Under pressure from American League President Ban Johnson, Cobb and Tris Speaker “retired” in November of 1926, but public pressure and a lack of concrete evidence led to their reinstatement. The Detroit Tigers opted to let Cobb walk away and he signed with the Philadelphia Athletics, where he played the final two years of his career.
The RMY Auctions Photo of the Day is a rare image from May 10, 1927—Ty Cobb Day at Navin Field in Detroit—as Cobb returned for the first time to his old stomping grounds. Following a luncheon, he was presented with several gifts at the ballpark, including a new Cadillac. What may be a promotional photo, perhaps issued by Cadillac with a caption at the bottom, is up for bid in RMY’s March Premier Auction.
The 8×10 photo shows Cobb beaming as he leans on the vehicle, parked in foul territory. The photo has pinholes but is otherwise considered in good condition. It’s one of more than 1,200 historic images up for bid through Saturday at RMYAuctions.com.

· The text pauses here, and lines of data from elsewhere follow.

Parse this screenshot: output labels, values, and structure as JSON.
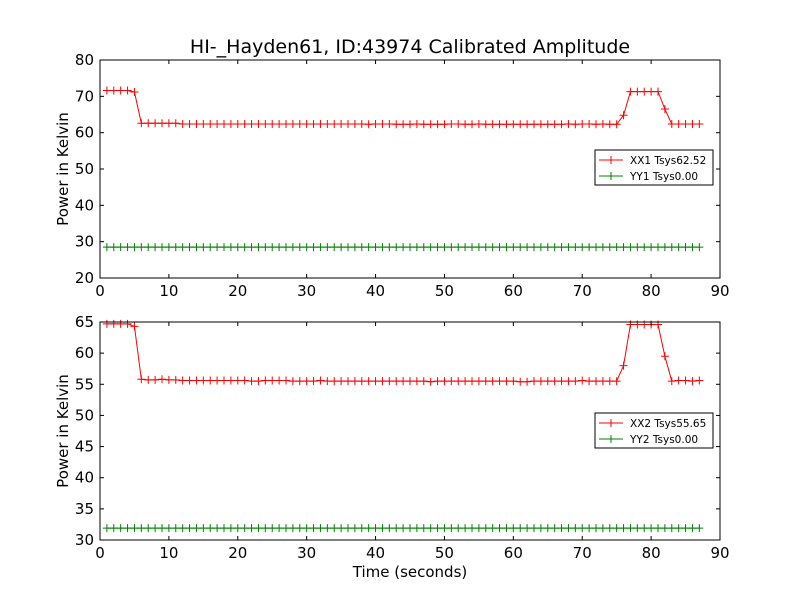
{
  "figure_title": "HI-_Hayden61, ID:43974 Calibrated Amplitude",
  "colors": {
    "xx": "#ff0000",
    "yy": "#008000"
  },
  "chart_data": [
    {
      "type": "line",
      "title": "HI-_Hayden61, ID:43974 Calibrated Amplitude",
      "xlabel": "",
      "ylabel": "Power in Kelvin",
      "xlim": [
        0,
        90
      ],
      "ylim": [
        20,
        80
      ],
      "xticks": [
        0,
        10,
        20,
        30,
        40,
        50,
        60,
        70,
        80,
        90
      ],
      "yticks": [
        20,
        30,
        40,
        50,
        60,
        70,
        80
      ],
      "grid": false,
      "legend_position": "center-right",
      "x": [
        1,
        2,
        3,
        4,
        5,
        6,
        7,
        8,
        9,
        10,
        11,
        12,
        13,
        14,
        15,
        16,
        17,
        18,
        19,
        20,
        21,
        22,
        23,
        24,
        25,
        26,
        27,
        28,
        29,
        30,
        31,
        32,
        33,
        34,
        35,
        36,
        37,
        38,
        39,
        40,
        41,
        42,
        43,
        44,
        45,
        46,
        47,
        48,
        49,
        50,
        51,
        52,
        53,
        54,
        55,
        56,
        57,
        58,
        59,
        60,
        61,
        62,
        63,
        64,
        65,
        66,
        67,
        68,
        69,
        70,
        71,
        72,
        73,
        74,
        75,
        76,
        77,
        78,
        79,
        80,
        81,
        82,
        83,
        84,
        85,
        86,
        87
      ],
      "series": [
        {
          "name": "XX1 Tsys62.52",
          "color": "#ff0000",
          "values": [
            71.6,
            71.6,
            71.6,
            71.6,
            71.2,
            62.6,
            62.6,
            62.6,
            62.6,
            62.6,
            62.6,
            62.4,
            62.4,
            62.4,
            62.4,
            62.4,
            62.4,
            62.4,
            62.4,
            62.4,
            62.4,
            62.4,
            62.4,
            62.4,
            62.4,
            62.4,
            62.4,
            62.4,
            62.4,
            62.4,
            62.4,
            62.4,
            62.4,
            62.4,
            62.4,
            62.4,
            62.4,
            62.4,
            62.3,
            62.4,
            62.4,
            62.4,
            62.3,
            62.3,
            62.3,
            62.4,
            62.3,
            62.3,
            62.3,
            62.3,
            62.4,
            62.4,
            62.3,
            62.3,
            62.4,
            62.3,
            62.3,
            62.3,
            62.3,
            62.3,
            62.3,
            62.3,
            62.3,
            62.3,
            62.3,
            62.3,
            62.3,
            62.4,
            62.3,
            62.4,
            62.4,
            62.3,
            62.4,
            62.3,
            62.3,
            64.8,
            71.3,
            71.3,
            71.3,
            71.3,
            71.3,
            66.5,
            62.4,
            62.4,
            62.4,
            62.4,
            62.4
          ]
        },
        {
          "name": "YY1 Tsys0.00",
          "color": "#008000",
          "values": [
            28.5,
            28.5,
            28.5,
            28.5,
            28.5,
            28.5,
            28.5,
            28.5,
            28.5,
            28.5,
            28.5,
            28.5,
            28.5,
            28.5,
            28.5,
            28.5,
            28.5,
            28.5,
            28.5,
            28.5,
            28.5,
            28.5,
            28.5,
            28.5,
            28.5,
            28.5,
            28.5,
            28.5,
            28.5,
            28.5,
            28.5,
            28.5,
            28.5,
            28.5,
            28.5,
            28.5,
            28.5,
            28.5,
            28.5,
            28.5,
            28.5,
            28.5,
            28.5,
            28.5,
            28.5,
            28.5,
            28.5,
            28.5,
            28.5,
            28.5,
            28.5,
            28.5,
            28.5,
            28.5,
            28.5,
            28.5,
            28.5,
            28.5,
            28.5,
            28.5,
            28.5,
            28.5,
            28.5,
            28.5,
            28.5,
            28.5,
            28.5,
            28.5,
            28.5,
            28.5,
            28.5,
            28.5,
            28.5,
            28.5,
            28.5,
            28.5,
            28.5,
            28.5,
            28.5,
            28.5,
            28.5,
            28.5,
            28.5,
            28.5,
            28.5,
            28.5,
            28.5
          ]
        }
      ]
    },
    {
      "type": "line",
      "title": "",
      "xlabel": "Time (seconds)",
      "ylabel": "Power in Kelvin",
      "xlim": [
        0,
        90
      ],
      "ylim": [
        30,
        65
      ],
      "xticks": [
        0,
        10,
        20,
        30,
        40,
        50,
        60,
        70,
        80,
        90
      ],
      "yticks": [
        30,
        35,
        40,
        45,
        50,
        55,
        60,
        65
      ],
      "grid": false,
      "legend_position": "center-right",
      "x": [
        1,
        2,
        3,
        4,
        5,
        6,
        7,
        8,
        9,
        10,
        11,
        12,
        13,
        14,
        15,
        16,
        17,
        18,
        19,
        20,
        21,
        22,
        23,
        24,
        25,
        26,
        27,
        28,
        29,
        30,
        31,
        32,
        33,
        34,
        35,
        36,
        37,
        38,
        39,
        40,
        41,
        42,
        43,
        44,
        45,
        46,
        47,
        48,
        49,
        50,
        51,
        52,
        53,
        54,
        55,
        56,
        57,
        58,
        59,
        60,
        61,
        62,
        63,
        64,
        65,
        66,
        67,
        68,
        69,
        70,
        71,
        72,
        73,
        74,
        75,
        76,
        77,
        78,
        79,
        80,
        81,
        82,
        83,
        84,
        85,
        86,
        87
      ],
      "series": [
        {
          "name": "XX2 Tsys55.65",
          "color": "#ff0000",
          "values": [
            64.7,
            64.7,
            64.7,
            64.7,
            64.3,
            55.8,
            55.7,
            55.7,
            55.8,
            55.7,
            55.7,
            55.6,
            55.6,
            55.6,
            55.6,
            55.6,
            55.6,
            55.6,
            55.6,
            55.6,
            55.6,
            55.5,
            55.5,
            55.6,
            55.6,
            55.6,
            55.6,
            55.5,
            55.5,
            55.5,
            55.5,
            55.6,
            55.5,
            55.5,
            55.5,
            55.5,
            55.5,
            55.5,
            55.5,
            55.5,
            55.5,
            55.5,
            55.5,
            55.5,
            55.5,
            55.5,
            55.5,
            55.4,
            55.5,
            55.5,
            55.5,
            55.5,
            55.5,
            55.5,
            55.5,
            55.5,
            55.5,
            55.5,
            55.5,
            55.5,
            55.4,
            55.4,
            55.5,
            55.5,
            55.5,
            55.5,
            55.5,
            55.5,
            55.5,
            55.6,
            55.5,
            55.5,
            55.5,
            55.5,
            55.5,
            58.0,
            64.6,
            64.6,
            64.6,
            64.6,
            64.6,
            59.5,
            55.5,
            55.6,
            55.6,
            55.5,
            55.6
          ]
        },
        {
          "name": "YY2 Tsys0.00",
          "color": "#008000",
          "values": [
            31.9,
            31.9,
            31.9,
            31.9,
            31.9,
            31.9,
            31.9,
            31.9,
            31.9,
            31.9,
            31.9,
            31.9,
            31.9,
            31.9,
            31.9,
            31.9,
            31.9,
            31.9,
            31.9,
            31.9,
            31.9,
            31.9,
            31.9,
            31.9,
            31.9,
            31.9,
            31.9,
            31.9,
            31.9,
            31.9,
            31.9,
            31.9,
            31.9,
            31.9,
            31.9,
            31.9,
            31.9,
            31.9,
            31.9,
            31.9,
            31.9,
            31.9,
            31.9,
            31.9,
            31.9,
            31.9,
            31.9,
            31.9,
            31.9,
            31.9,
            31.9,
            31.9,
            31.9,
            31.9,
            31.9,
            31.9,
            31.9,
            31.9,
            31.9,
            31.9,
            31.9,
            31.9,
            31.9,
            31.9,
            31.9,
            31.9,
            31.9,
            31.9,
            31.9,
            31.9,
            31.9,
            31.9,
            31.9,
            31.9,
            31.9,
            31.9,
            31.9,
            31.9,
            31.9,
            31.9,
            31.9,
            31.9,
            31.9,
            31.9,
            31.9,
            31.9,
            31.9
          ]
        }
      ]
    }
  ]
}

Detroit fans went crazy for Cobb, despite his donning a rival’s uniform. Local newspaper reports indicated the game was delayed after the top of the first inning because Cobb had opted to sign autographs for fans in front of the outfield wall. He had doubled for Philadelphia in the top of the inning.
The 40-year-old Cobb got off to a hot start with the A’s that year, hitting .408 a month into the season and finishing with a .357 average with 93 RBI and 22 steals.